The fines are supposed to give people a new incentive to sign up, but they’re lower than the cost of buying insurance, and the Internal Revenue Service has few means of enforcing them. So they seem unlikely to solve the problem. The website’s difficulties make that problem worse, because only the most motivated Internet surfers have so far applied for insurance — which is to say, the sickest ones. The president’s announcement, to the extent it affects the insurance market, will make that problem worse yet. The more people who stay in their current plans, the fewer will sign up for the exchanges. And the people who will most want to keep their current plans, one would think, are the healthy ones.
In recent weeks, proponents of Obamacare have been arguing that we shouldn’t make too much of its early troubles, because President George W. Bush’s prescription-drug program saw early fumbles, too. (The people behind Obamacare may not be good at building websites, but they’re great at manufacturing excuses.) It’s perverse, of course, to suggest that the difficulties of a smaller, far less complex program are a good omen for Obamacare. But the bigger problem is that Obamacare is vulnerable to adverse selection in a way that Bush’s program was not.
Medicare Part D, as Bush’s program is called, supplemented the coverage people already got from the federal government. The government knew who they were and where they were. It was offering them a straightforward benefit. And it didn’t much care whether the people who signed up were healthy or sick. Whether to buy an insurance policy on Obamacare’s exchanges is, by contrast, a decision with pros and cons, and exactly who decides to sign up matters a great deal to the program’s functioning.

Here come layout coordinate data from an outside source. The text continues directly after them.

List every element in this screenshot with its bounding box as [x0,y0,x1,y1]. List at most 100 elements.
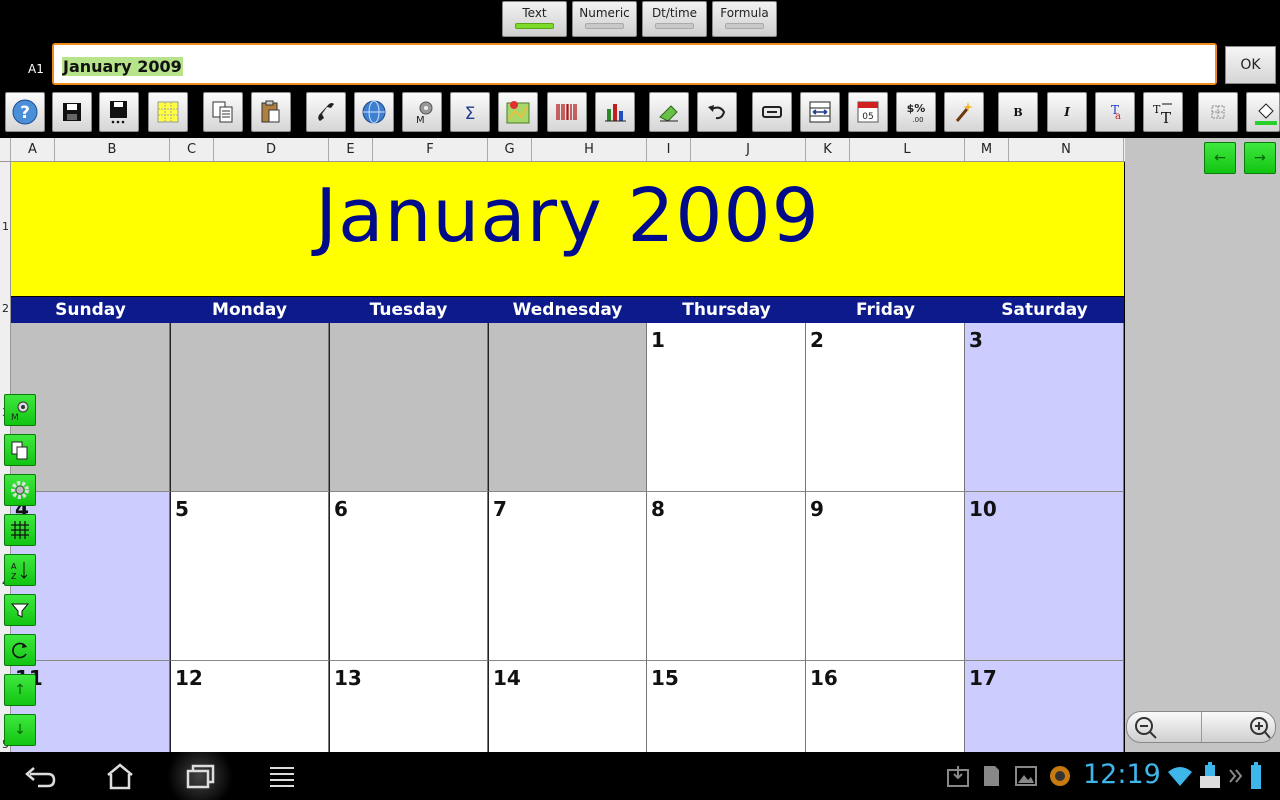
sum-button[interactable]: Σ [450,92,490,132]
scroll-right-button[interactable]: → [1244,142,1276,174]
web-button[interactable] [354,92,394,132]
formula-value: January 2009 [62,57,183,76]
chart-button[interactable] [595,92,635,132]
column-j[interactable]: J [691,138,806,161]
column-n[interactable]: N [1009,138,1124,161]
column-g[interactable]: G [488,138,532,161]
barcode-button[interactable] [547,92,587,132]
copy-side-button[interactable] [4,434,36,466]
day-cell[interactable]: 7 [488,492,647,661]
day-number: 15 [651,666,679,690]
day-cell[interactable]: 8 [647,492,806,661]
scroll-up-button[interactable]: ↑ [4,674,36,706]
tab-formula[interactable]: Formula [712,1,777,37]
undo-button[interactable] [697,92,737,132]
day-cell[interactable] [488,323,647,492]
day-cell[interactable]: 3 [965,323,1124,492]
row-1[interactable]: 1 [0,220,11,233]
day-cell[interactable]: 17 [965,661,1124,752]
weekday-tuesday[interactable]: Tuesday [329,297,488,323]
weekday-friday[interactable]: Friday [806,297,965,323]
italic-button[interactable]: I [1047,92,1087,132]
column-d[interactable]: D [214,138,329,161]
gallery-icon [1015,766,1037,786]
date-button[interactable]: 05 [848,92,888,132]
weekday-monday[interactable]: Monday [170,297,329,323]
fill-color-button[interactable] [1246,92,1280,132]
italic-text: I [1063,105,1070,119]
formula-input[interactable]: January 2009 [52,43,1217,85]
home-button[interactable] [100,760,140,792]
tab-numeric[interactable]: Numeric [572,1,637,37]
day-cell[interactable]: 10 [965,492,1124,661]
back-button[interactable] [20,760,60,792]
font-size-button[interactable]: TT [1143,92,1183,132]
wrap-button[interactable] [752,92,792,132]
sort-side-button[interactable]: AZ [4,554,36,586]
weekday-wednesday[interactable]: Wednesday [488,297,647,323]
grid-side-button[interactable] [4,514,36,546]
bold-button[interactable]: B [998,92,1038,132]
day-cell[interactable]: 14 [488,661,647,752]
zoom-out-button[interactable] [1127,712,1202,742]
phone-button[interactable] [306,92,346,132]
row-2[interactable]: 2 [0,302,11,315]
column-c[interactable]: C [170,138,214,161]
menu-button[interactable] [262,760,302,792]
save-as-button[interactable] [99,92,139,132]
day-cell[interactable]: 12 [170,661,329,752]
download-icon [947,766,969,787]
day-cell[interactable]: 15 [647,661,806,752]
day-cell[interactable]: 1 [647,323,806,492]
day-cell[interactable]: 9 [806,492,965,661]
tab-text-label: Text [522,6,547,20]
text-color-button[interactable]: Ta [1095,92,1135,132]
column-a[interactable]: A [11,138,55,161]
recent-apps-button[interactable] [160,752,240,800]
column-i[interactable]: I [647,138,691,161]
weekday-sunday[interactable]: Sunday [11,297,170,323]
tab-dt-time[interactable]: Dt/time [642,1,707,37]
title-cell[interactable]: January 2009 [11,162,1124,296]
macro-side-button[interactable]: M [4,394,36,426]
scroll-down-button[interactable]: ↓ [4,714,36,746]
filter-side-button[interactable] [4,594,36,626]
settings-side-button[interactable] [4,474,36,506]
borders-button[interactable] [1198,92,1238,132]
day-cell[interactable]: 6 [329,492,488,661]
calendar-day-text: 05 [862,112,873,122]
column-b[interactable]: B [55,138,170,161]
column-m[interactable]: M [965,138,1009,161]
paste-button[interactable] [251,92,291,132]
column-l[interactable]: L [850,138,965,161]
day-cell[interactable]: 16 [806,661,965,752]
copy-button[interactable] [203,92,243,132]
corner-cell[interactable] [0,138,11,161]
column-f[interactable]: F [373,138,488,161]
macro-button[interactable]: M [402,92,442,132]
number-format-button[interactable]: $% .00 [896,92,936,132]
ok-button[interactable]: OK [1225,46,1276,84]
save-button[interactable] [52,92,92,132]
day-cell[interactable]: 2 [806,323,965,492]
scroll-left-button[interactable]: ← [1204,142,1236,174]
day-cell[interactable]: 13 [329,661,488,752]
column-e[interactable]: E [329,138,373,161]
select-grid-button[interactable] [148,92,188,132]
weekday-saturday[interactable]: Saturday [965,297,1124,323]
refresh-side-button[interactable] [4,634,36,666]
fit-width-button[interactable] [800,92,840,132]
clear-button[interactable] [649,92,689,132]
day-cell[interactable]: 5 [170,492,329,661]
toolbar: ? M Σ 05 $% .00 B I Ta TT [0,88,1280,138]
help-button[interactable]: ? [5,92,45,132]
column-h[interactable]: H [532,138,647,161]
tab-text[interactable]: Text [502,1,567,37]
map-button[interactable] [498,92,538,132]
day-cell[interactable] [170,323,329,492]
auto-format-button[interactable] [944,92,984,132]
zoom-in-button[interactable] [1202,712,1276,742]
weekday-thursday[interactable]: Thursday [647,297,806,323]
column-k[interactable]: K [806,138,850,161]
day-cell[interactable] [329,323,488,492]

Obama’s announcement should also put an end to the argument that the health-care law would be working great if only Republicans weren’t sabotaging it. That argument was always strange: If your plan requires that its main opponents go out of their way to make it work, even when the plan itself is unpopular, maybe your plan needs a rethink.
But it isn’t Republicans who are flouting the law anyway. It’s Obama, who has just announced on national television that he is — once again — going to ignore its provisions.
Ramesh Ponnuru is a visiting fellow at the American Enterprise Institute and a senior editor at National Review.